Hakan Fidan ve Dış Politikanın Yönetimi: Kriz Yönetimi Başarısız mı?

Dışişleri Bakanı Hakan Fidan, istihbarat geçmişiyle bilinen ve Türkiye’nin güvenlik politikalarına yön veren isimlerden biri. Ancak son gelişmeler, Türkiye’nin bölgesel diplomaside yeterince etkili olamadığını gösteriyor.

Hakan Fidan’ın uluslararası toplantılarda Türkiye’nin dış politikasını yönlendiren bir figür olarak öne çıktığı görülse de, Suriye’de yaşanan gelişmeler göz önüne alındığında Fidan’ın bölgesel gerçekleri yönetme konusunda yetersiz kaldığı eleştirisi gündeme geliyor.

Öne çıkan eleştiriler:

  • Türkiye’nin bölgesel istihbarat zaafı mı var? Ankara’nın Suriye’deki güç dengelerini yeterince iyi okuyamaması, ulusal güvenlik politikalarında zaaf olarak değerlendiriliyor.
  • Rusya ve ABD’nin hamleleri karşısında pasif kalındı mı? Rusya’nın Suriye’den çekilmesi ve ABD’nin PKK/YPG ile iş birliğini sürdürmesi, Türkiye’nin diplomatik girişimlerini etkisiz hale getirdi mi?
  • Türkiye’nin uluslararası arenadaki diplomatik etkisi azaldı mı? Türkiye, NATO müttefikleriyle ve bölgesel aktörlerle diplomatik temaslarını yeterince etkin bir şekilde sürdüremedi mi?

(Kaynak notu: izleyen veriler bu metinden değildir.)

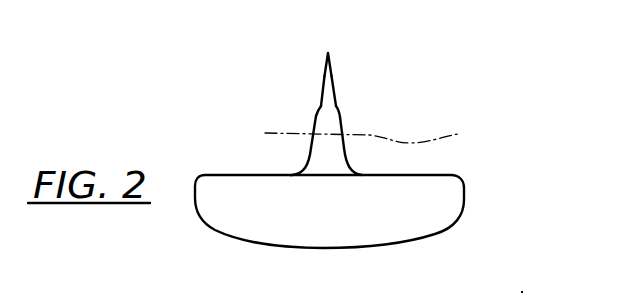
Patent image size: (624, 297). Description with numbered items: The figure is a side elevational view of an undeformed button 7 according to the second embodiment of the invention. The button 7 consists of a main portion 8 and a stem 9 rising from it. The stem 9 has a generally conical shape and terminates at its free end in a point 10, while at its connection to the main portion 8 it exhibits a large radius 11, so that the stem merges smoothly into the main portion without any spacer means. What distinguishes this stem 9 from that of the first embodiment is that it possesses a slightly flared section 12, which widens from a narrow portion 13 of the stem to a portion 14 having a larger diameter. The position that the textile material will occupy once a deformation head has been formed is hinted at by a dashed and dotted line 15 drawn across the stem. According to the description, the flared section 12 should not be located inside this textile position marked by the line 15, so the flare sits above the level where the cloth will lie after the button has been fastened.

The button 7 is at (398, 113).
The main portion 8 is at (427, 198).
The stem 9 is at (340, 122).
The point 10 is at (326, 56).
The large radius 11 is at (302, 173).
The flared section 12 is at (317, 113).
The narrow portion 13 is at (334, 84).
The portion with larger diameter 14 is at (322, 128).
The dashed and dotted line 15 is at (374, 130).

Erdoğan ve AK Parti İçin Suriye Operasyonu Mu?

Suriye’de yaşanan gelişmelerin, yalnızca uluslararası bir kriz olarak değerlendirilmesi eksik bir bakış açısı olabilir. Türkiye’nin sınır güvenliği ve terörle mücadelesi kadar, iç politikadaki etkileri de göz ardı edilmemelidir.

Mevcut krizle ilgili üç temel görüş ön plana çıkıyor:

  1. Türkiye, hedef mi? Suriye’deki olaylar, Türkiye’nin bölgedeki etkisini zayıflatmaya yönelik bir hamle mi? AK Parti ve Başkan Erdoğan’ın Suriye’deki gelişmeler nedeniyle uluslararası baskı altına alınması bir stratejik planın parçası olabilir mi?

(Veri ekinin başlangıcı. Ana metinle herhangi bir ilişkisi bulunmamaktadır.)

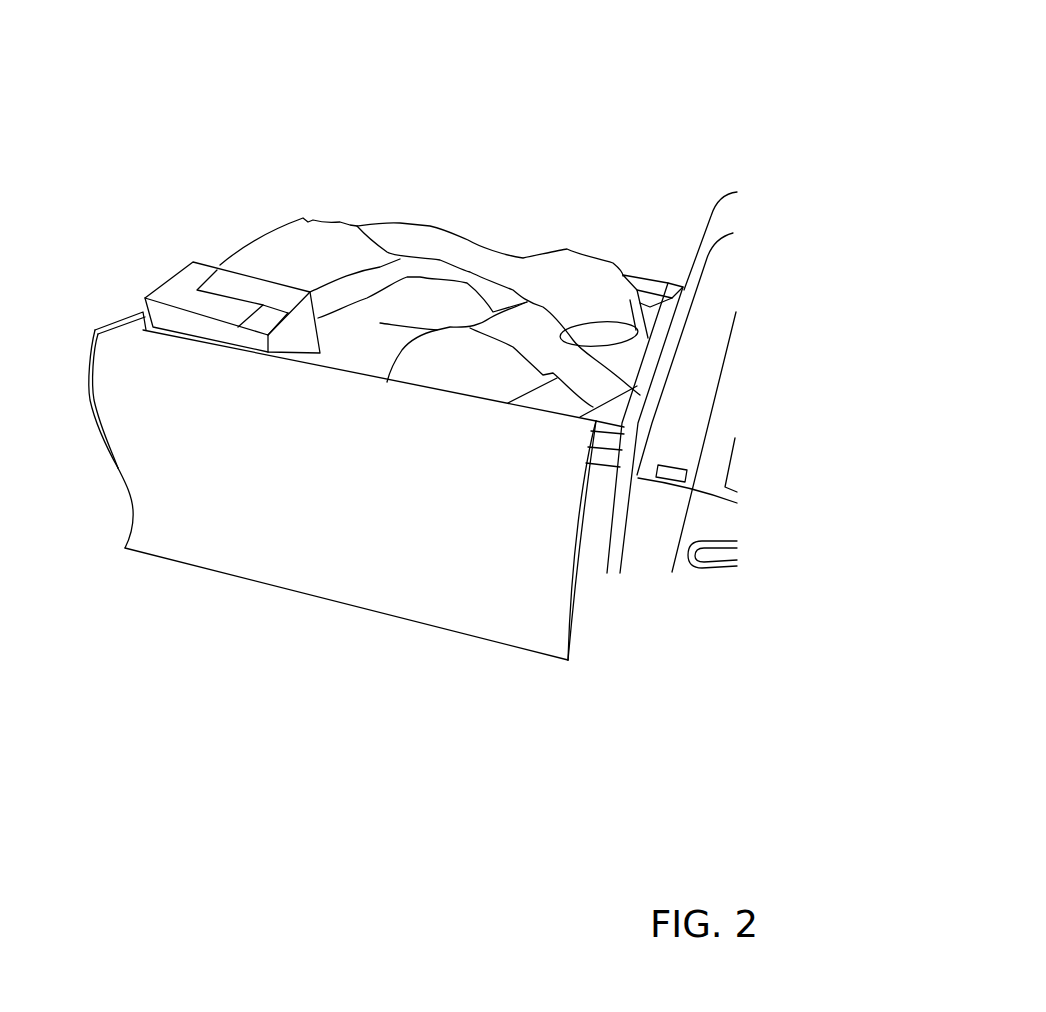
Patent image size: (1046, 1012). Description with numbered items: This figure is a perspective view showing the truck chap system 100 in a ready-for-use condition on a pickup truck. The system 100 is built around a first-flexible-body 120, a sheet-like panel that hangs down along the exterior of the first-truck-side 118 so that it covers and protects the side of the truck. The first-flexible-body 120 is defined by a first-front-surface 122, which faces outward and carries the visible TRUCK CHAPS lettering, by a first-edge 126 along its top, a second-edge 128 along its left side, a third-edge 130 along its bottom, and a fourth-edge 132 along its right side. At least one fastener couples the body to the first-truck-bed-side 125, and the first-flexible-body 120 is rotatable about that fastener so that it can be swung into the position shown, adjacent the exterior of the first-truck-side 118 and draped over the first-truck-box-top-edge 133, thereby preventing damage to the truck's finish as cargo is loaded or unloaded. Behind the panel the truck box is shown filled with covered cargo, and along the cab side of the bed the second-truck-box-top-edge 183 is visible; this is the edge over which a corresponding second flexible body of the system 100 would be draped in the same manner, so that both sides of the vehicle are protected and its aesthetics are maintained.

The truck chap system 100 is at (360, 390).
The first-truck-side 118 is at (597, 549).
The first-flexible-body 120 is at (349, 508).
The first-front-surface 122 is at (295, 564).
The first-truck-bed-side 125 is at (147, 447).
The first-edge 126 is at (138, 320).
The second-edge 128 is at (91, 403).
The third-edge 130 is at (553, 667).
The fourth-edge 132 is at (581, 630).
The first-truck-box-top-edge 133 is at (609, 454).
The second-truck-box-top-edge 183 is at (663, 279).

  2. Bölgesel dengeler değişirken Türkiye pasif mi kalıyor? ABD ve Rusya’nın Suriye’deki stratejik oyunları Türkiye’yi köşeye sıkıştıran bir hamle olarak mı değerlendirilmeli?

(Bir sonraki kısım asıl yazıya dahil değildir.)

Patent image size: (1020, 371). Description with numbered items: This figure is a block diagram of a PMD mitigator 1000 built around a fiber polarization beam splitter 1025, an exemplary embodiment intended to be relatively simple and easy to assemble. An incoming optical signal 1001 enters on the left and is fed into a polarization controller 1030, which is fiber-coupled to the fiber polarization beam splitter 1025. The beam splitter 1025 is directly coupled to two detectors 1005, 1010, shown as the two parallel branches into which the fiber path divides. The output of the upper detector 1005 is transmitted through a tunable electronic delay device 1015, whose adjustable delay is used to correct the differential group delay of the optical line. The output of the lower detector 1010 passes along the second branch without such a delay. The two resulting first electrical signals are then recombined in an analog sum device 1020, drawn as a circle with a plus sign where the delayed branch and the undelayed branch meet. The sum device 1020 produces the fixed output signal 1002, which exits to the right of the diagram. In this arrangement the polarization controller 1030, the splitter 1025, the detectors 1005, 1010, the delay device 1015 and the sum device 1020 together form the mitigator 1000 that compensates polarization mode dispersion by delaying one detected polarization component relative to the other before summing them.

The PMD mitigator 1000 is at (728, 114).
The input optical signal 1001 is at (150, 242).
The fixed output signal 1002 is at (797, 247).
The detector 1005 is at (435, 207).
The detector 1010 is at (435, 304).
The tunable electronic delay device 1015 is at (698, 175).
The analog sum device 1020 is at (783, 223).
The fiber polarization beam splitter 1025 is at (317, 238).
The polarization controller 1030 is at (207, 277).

  3. AK Parti ve Erdoğan, iç politikada zorluklarla mı karşılaşacak? Suriye’de yaşanan bu gelişmeler, Türkiye’de seçmen algısını etkileyecek bir faktör haline gelebilir mi? Hükümetin bölgedeki gelişmelere karşı izlediği politika, seçmen tabanında nasıl yankılanacak?

Sonuç: Türkiye İçin Yeni Bir Dış Politika Gerekli mi?

Suriye’deki mevcut durum, Türkiye için acil bir dış politika revizyonunun gerekliliğini ortaya koyuyor.

  • Türkiye’nin Rusya ve ABD arasında sıkışmadan bağımsız bir diplomatik hamle geliştirmesi gerekiyor.
  • Ankara’nın bölgesel güvenlik politikalarını revize etmesi ve uluslararası kamuoyunu yönlendirecek güçlü diplomatik adımlar atması elzem hale gelmiştir.
  • AK Parti ve Erdoğan’ın iç politikadaki destek oranlarını koruyabilmesi için, bölgesel krizlere karşı daha proaktif bir strateji benimsemesi şarttır.

Suriye’de yaşanan gelişmelerin Türkiye’ye olan etkileri önümüzdeki süreçte daha net bir şekilde ortaya çıkacaktır. Ancak bugün itibariyle görünen tablo, Türkiye’nin Suriye politikasının ciddi bir sınavdan geçtiğini ve bunun hem iç hem de dış politikada büyük yankıları olacağını gösteriyor.